This year I have spoken to over 20 groups on the topic of talent acquisition with a presentation I call “Stop Wandering: Recruit with a Map and Plan”. This topic hits close to home for me as a human resources executive and consultant to individuals seeking new opportunities.
At gatherings of HR people, I hear the same stories about how important it is to find the right talent or develop existing talent so the right people are in the right place at the right time to accomplish business goals. Yet the quantitative and qualitative evidence indicates we are either deluded or wrong about how well this effort is going.
In my talk I point to evidence that all is not what it seems. Consider this statistic for a moment from the 2012 Bersin by Deloitte Talent Acquisition Factbook. Time to fill (a very common measurement of recruiting success) has reduced from 60 days in 2011 to 55 days in 2013 indicating companies are filling jobs faster than ever. In the same time period first year turnover (people who resign or are terminated in the first year) has gone up from 12.6% in 2011 to 14.5% in 2013. First year turnover is a complete waste. It means the wrong person was hired. All that time and money spent recruiting and training all down the tube.
That is some of the quantitative evidence. On the non-statistic side, candidates bitterly complain about how impersonal and cold it is to find a job. No one answers the phone or responds to inquiries. It takes ages to fill jobs. Any candidate will tell you that it takes longer than 55 days; candidates wonder where that statistic comes from. Candidates refer to the process of contacting some companies as the “black hole”. In fact they call the HR Department the “black hole” sometimes.
We have a talent problem not recognized or acknowledged in HR journals. HR people think they do a good job recruiting and retaining talent. I wonder.
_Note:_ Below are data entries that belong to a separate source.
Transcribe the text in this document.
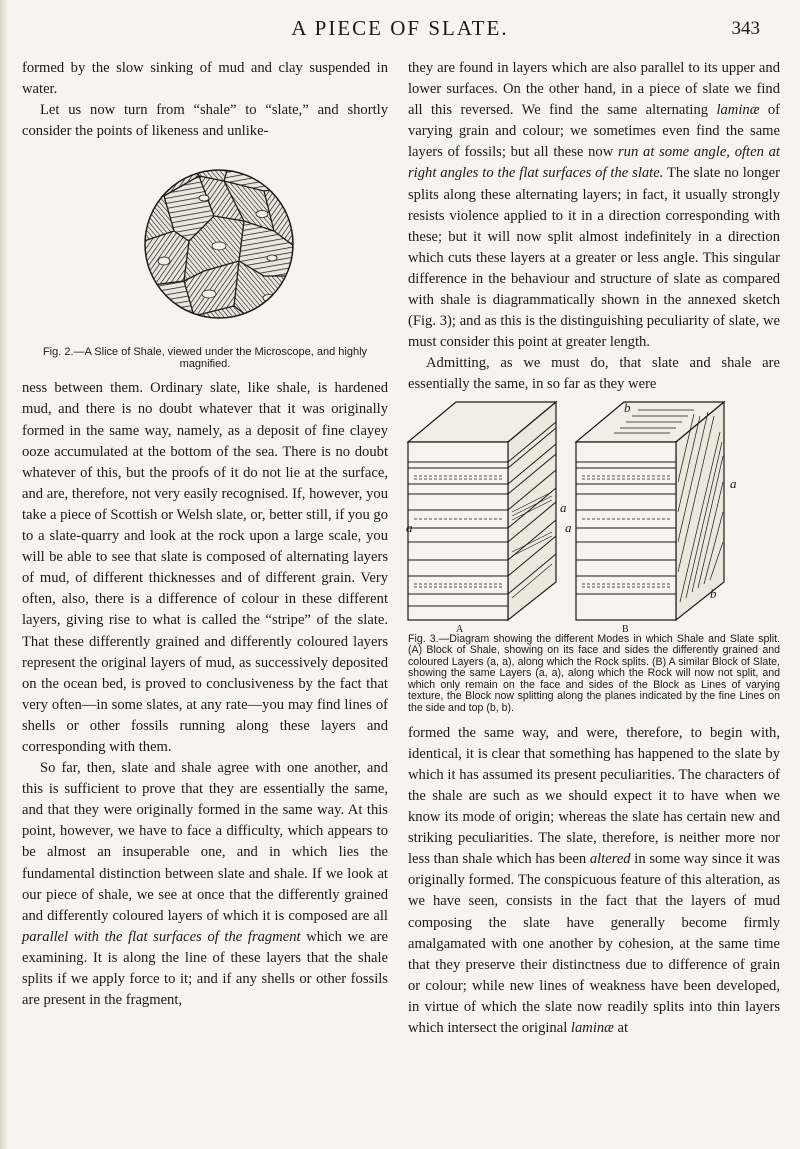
A PIECE OF SLATE.	343

formed by the slow sinking of mud and clay suspended in water.

Let us now turn from “shale” to “slate,” and shortly consider the points of likeness and unlike-

Fig. 2.—A Slice of Shale, viewed under the Microscope, and highly magnified.

ness between them. Ordinary slate, like shale, is hardened mud, and there is no doubt whatever that it was originally formed in the same way, namely, as a deposit of fine clayey ooze accumulated at the bottom of the sea. There is no doubt whatever of this, but the proofs of it do not lie at the surface, and are, therefore, not very easily recognised. If, however, you take a piece of Scottish or Welsh slate, or, better still, if you go to a slate-quarry and look at the rock upon a large scale, you will be able to see that slate is composed of alternating layers of mud, of different thicknesses and of different grain. Very often, also, there is a difference of colour in these different layers, giving rise to what is called the “stripe” of the slate. That these differently grained and differently coloured layers represent the original layers of mud, as successively deposited on the ocean bed, is proved to conclusiveness by the fact that very often—in some slates, at any rate—you may find lines of shells or other fossils running along these layers and corresponding with them.

So far, then, slate and shale agree with one another, and this is sufficient to prove that they are essentially the same, and that they were originally formed in the same way. At this point, however, we have to face a difficulty, which appears to be almost an insuperable one, and in which lies the fundamental distinction between slate and shale. If we look at our piece of shale, we see at once that the differently grained and differently coloured layers of which it is composed are all parallel with the flat surfaces of the fragment which we are examining. It is along the line of these layers that the shale splits if we apply force to it; and if any shells or other fossils are present in the fragment,

they are found in layers which are also parallel to its upper and lower surfaces. On the other hand, in a piece of slate we find all this reversed. We find the same alternating laminæ of varying grain and colour; we sometimes even find the same layers of fossils; but all these now run at some angle, often at right angles to the flat surfaces of the slate. The slate no longer splits along these alternating layers; in fact, it usually strongly resists violence applied to it in a direction corresponding with these; but it will now split almost indefinitely in a direction which cuts these layers at a greater or less angle. This singular difference in the behaviour and structure of slate as compared with shale is diagrammatically shown in the annexed sketch (Fig. 3); and as this is the distinguishing peculiarity of slate, we must consider this point at greater length.

Admitting, as we must do, that slate and shale are essentially the same, in so far as they were

a
a
a
a
b
b
A	B
Fig. 3.—Diagram showing the different Modes in which Shale and Slate split. (A) Block of Shale, showing on its face and sides the differently grained and coloured Layers (a, a), along which the Rock splits. (B) A similar Block of Slate, showing the same Layers (a, a), along which the Rock will now not split, and which only remain on the face and sides of the Block as Lines of varying texture, the Block now splitting along the planes indicated by the fine Lines on the side and top (b, b).

formed the same way, and were, therefore, to begin with, identical, it is clear that something has happened to the slate by which it has assumed its present peculiarities. The characters of the shale are such as we should expect it to have when we know its mode of origin; whereas the slate has certain new and striking peculiarities. The slate, therefore, is neither more nor less than shale which has been altered in some way since it was originally formed. The conspicuous feature of this alteration, as we have seen, consists in the fact that the layers of mud composing the slate have generally become firmly amalgamated with one another by cohesion, at the same time that they preserve their distinctness due to difference of grain or colour; while new lines of weakness have been developed, in virtue of which the slate now readily splits into thin layers which intersect the original laminæ at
I attended a Cleveland SHRM Staffing Management Association meeting recently that demonstrated this situation very well. It was a panel discussion exploring talent acquisition. Since the crowd was large, the external recruiters went into one room and the internal HR people who handle recruiting directly for companies stayed in another room. I went with the external recruiters since I was unaffiliated.
The external recruiters had a lively conversation about where to find candidates, how to court and tend candidates to have them ready for an opportunity in the future. The external recruiters used LinkedIn and networking to find people who might be interesting to a client in the future.
We rejoined the internal recruiters to debrief. The external recruiters shared the lively discussion about finding talent. The moderator for the internal recruiters was very quiet for a while. Then he said, “Boy, we didn’t talk about any of that”. The internal recruiters talked about on-boarding, dealing with recalcitrant hiring managers, paperwork, and the general process. They did not talk at all about finding candidates, courting talent, or building relationships with people that could be useful in the future. They did not even talk about LinkedIn. Not at all.
As the Captain said in Cool Hand Luke, “What we’ve got here is a failure to communicate.” Business people, including HR people, talk extensively about the need to acquire the right talent but they are not building relationships required to actually do it. Maybe the largest companies are doing it but not the companies I work with or the people attending the meetings where I speak. Maybe they don’t know how.
Until companies begin realistically addressing talent by acting like they really value people, we will continue to have this failure to communicate.